A couple of years ago, we wrote about our experience renovating the historic Hoover Pavilion at Stanford and the challenge of adapting a 1930s hospital into a 21st-century medical office building. Just as we were finishing up our work on that project, Stanford Health Care (SHC) invited us to propose on another piece of the overall Hoover Medical Campus project. This time, we would be designing a brand-new building. Much easier, right? But sometimes even a new building turns out to pose intriguing constraints.
Stanford had already received entitlements from the city of Palo Alto for a medical office building as part of the overall medical campus modernization. Its use at the time was undetermined. Soon after entitlements were granted, it became clear that there was a need to bring several SHC neuroscience departments together under one roof, combining researchers and practitioners for maximum integration and collaboration. This generic medical office building quickly needed to become specific.
First hitch: the building was too small to accommodate the departments’ needs. But it had already been entitled, so the building envelope could not change significantly. We figured out how it could be enlarged by 10 percent by moving it closer to the street while keeping it as distant as possible from the existing Hoover Pavilion, preserving and reinforcing the Pavilion’s relationship to the street. Voila—90,000 square feet became 100,000.
Another challenge was to make the generic entitled design much more site-specific. We wanted to explore the limits of SHC’s usual palette of materials and respond to the strong material cues offered by Hoover Pavilion, an off-white concrete building with strong red terracotta accents. We considered employing red terracotta tile accents on the neuroscience center exterior, but it was too much of the same thing, so we created accents in a modern vernacular, not terracotta but a deep metallic red behind glass.

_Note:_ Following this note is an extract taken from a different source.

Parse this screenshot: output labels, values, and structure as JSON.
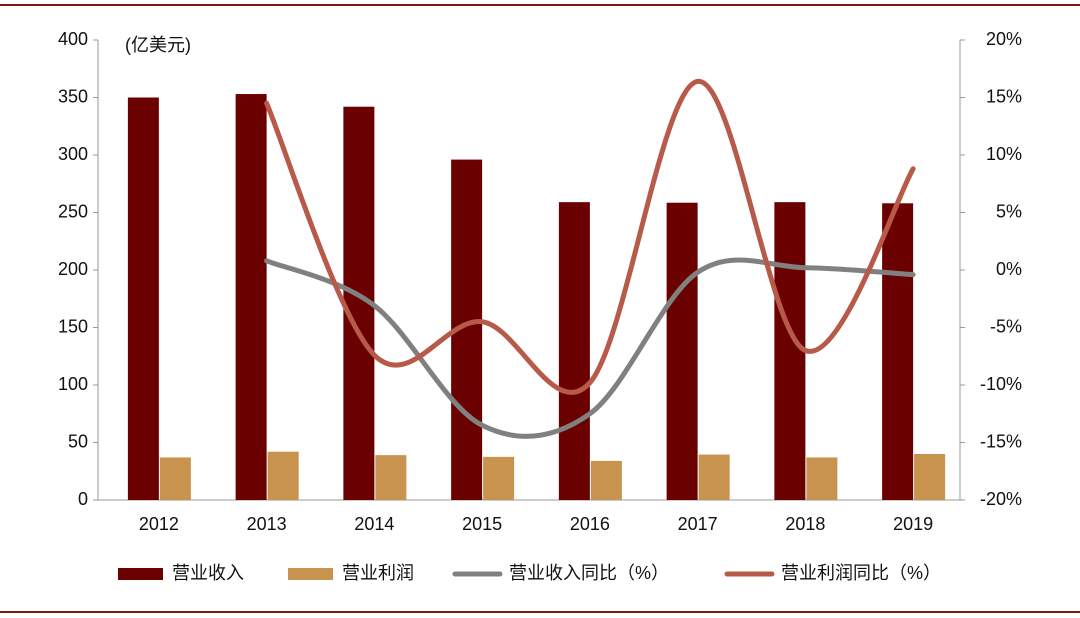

Another challenge was that Hoover Pavilion was only about 60 feet away, and all its historic wood windows were single-glazed—not very good at blocking sound. So we talked with our structural engineer, who recommended a system called ConX, a modular prefab structural steel framing system developed by the Bay Area company ConXtech. It’s a system of beams and columns that are bolted together, a process that eliminates the noise and mess of welding. Plus, the erection process takes a quarter of the time that a conventional steel structure would. Instead of three to four months, our contractors finished steel erection in three weeks. Even better, it cost about $200,000 less than conventional construction.
The interior finishes needed to reflect the high quality of the SHC brand without costing the earth. Lighting became really important. Bad lighting can make expensive materials look cheap, and good lighting can make inexpensive ones look great. Lighting was also crucial to highlighting the art on display in the building.
We worked to maximize ceiling heights and bring in lots of daylight wherever we could. Because a number of neurology patients are highly sensitive to light, we advocated for the use of LEDs in most places. An average person does not perceive the flicker of most modern fluorescent lights, but people prone to migraine headaches are much more sensitive.
Stanford Health Care’s interior and exterior material and color palettes reference the California landscape. To emphasize nature, we incorporated as much wood as we could. Because it’s expensive, we used it judiciously, only in the public spaces wrapping the main core and above the elevator lobby.
We weren’t the only ones who had to respond creatively to constraints. Toward the end of design, the hospital leadership initiated lean practices for all new projects in order to eliminate inefficiencies and waste. This had huge implications for the interior design.
SHC has about 21 subspecialties within neuroscience in different locations at the moment, and they would all be coming together in the new building. To carry out the lean practices, representatives of each department met in Redwood City and spent three days working on the building layout to make staff workflows more efficient and improve the ways patients experience the building. We gave the 3P team a plan of the things that could and couldn’t change because of where we were in design.
They rose to the challenge. For example, for the first-floor centralized reception and check-in area, the team mocked up different reception desks at different heights and in different shapes to figure out what would work best for the patient population. They wanted to make the desk visible to patients as they came down the hallway toward the reception area, but moving a doorway to make that happen wasn’t possible. Instead they pushed the desk forward so that patients could see it as they came down the corridor.
But the largest innovation was the involvement of a 12-member patient and family advisory council, along with physicians and care team members. The council’s input enabled the design team to incorporate the patient’s perspective on the experiential qualities that matter to those with neurological conditions or injuries.
For example, the council influenced the choice of wall colors, which are subdued to increase comfort for patients with light or color sensitivities. The use of patterns and changes in floor texture are minimized for the same reason. Having the centralized reception and check-in area for all services was important because it means those with difficulty walking do not have to travel from place to place for multiple appointments. The check-in desk is the right height for patients in wheelchairs.
Constraints are an architect’s friend, whether the project is a historic treasure that has to be adapted respectfully or a brand-new structure for a brand-new use. Everything, from context and climate to program needs and legal requirements, gives the design team opportunities to be creative. While not every building has to contend with as many constraints of the Hoover Pavilion renovation or the Stanford Neuroscience Health Center, every piece of architecture emerges from a collaboration—a dance, if you will—between design vision and external constraints. Proper choreography makes for a satisfying result.